A(g)+C(g)+D(g)--->G(1iq)
A(g)+C(g)+E(g)--->H(1iq)
A(g)+E(g)--->F(liq)
3D(g)--->2F(liq)
the flow is shown in fig. 5:
The whole TE chemical process comprises 12 operation variables and 41 measurement variables, and the common 11 operation variables and 22 measurement variables are selected for testing in the example. All process measurements had gaussian noise interference and all variables are shown in table 1.
21 Faults are preset in the TE chemical process, and the faults are classified into fault types such as steps and unknowns. The faults IDV (1) to IDV (15) and IDV (21) are 16 known faults, the faults IDV (16) to IDV (20) are 5 unknown faults, and in the actual experimental and simulation process, the faults IDV (3), IDV (9) and IDV (15) belong to micro faults and are difficult to detect. The present embodiment selects 6 of the faults, covers all fault types, and includes all minor faults in the TE process, as shown in table 2 below.
Table 1 list of variables
TABLE 2 Process failure types
Failure number Cause of failure Fault type
IDV(3) D feed temperature variation Minor faults
IDV(5) Condenser cooling water injection temperature variation Step failure
IDV(9) D feed temperature variation Minor faults
IDV(11) Reactor cooling water injection temperature variation Random failure
IDV(15) Condenser cooling water valve lock Minor faults
IDV(20) Unknown Unknown faults
In this embodiment, normal samples are used as training data and reference data, sampling data under fault conditions are used as test data, the number of samples under each fault condition is 960, and faults of all data are added after 160 th sample points.
After the occurrence of faults is detected, in order to evaluate the fault detection effects of different monitoring methods, the fault detection effects of different methods are compared through two performance indexes of fault False Alarm Rate (FAR) and Fault Detection Rate (FDR). The lower the FAR, the higher the FDR, and the better the detection effect of the method is considered.
Where N Tf and N Ff are the number of fault samples detected before and after a fault occurs, and N T and N F are the number of normal samples and fault samples, respectively.

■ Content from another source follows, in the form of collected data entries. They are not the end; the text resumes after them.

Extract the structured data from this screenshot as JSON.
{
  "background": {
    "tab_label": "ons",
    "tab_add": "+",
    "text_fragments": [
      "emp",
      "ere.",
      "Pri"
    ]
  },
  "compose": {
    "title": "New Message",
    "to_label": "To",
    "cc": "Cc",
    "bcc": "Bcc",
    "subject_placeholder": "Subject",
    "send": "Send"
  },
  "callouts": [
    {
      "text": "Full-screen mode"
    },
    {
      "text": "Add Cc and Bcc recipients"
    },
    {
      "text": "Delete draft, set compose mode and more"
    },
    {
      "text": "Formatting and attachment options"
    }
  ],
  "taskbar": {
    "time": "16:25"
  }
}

In the TE process simulation of the present embodiment, the conventional SFA method, the conventional PRSFA method and the PR-GLSFA method of the present invention are adopted as comparison. In this example, the width of all sliding windows is 130, and the KDE method calculates the confidence level of the control limitAll set to 99% and the confidence level α of the bayesian inference mechanism in the PR-GLSFA method is set to 0.1.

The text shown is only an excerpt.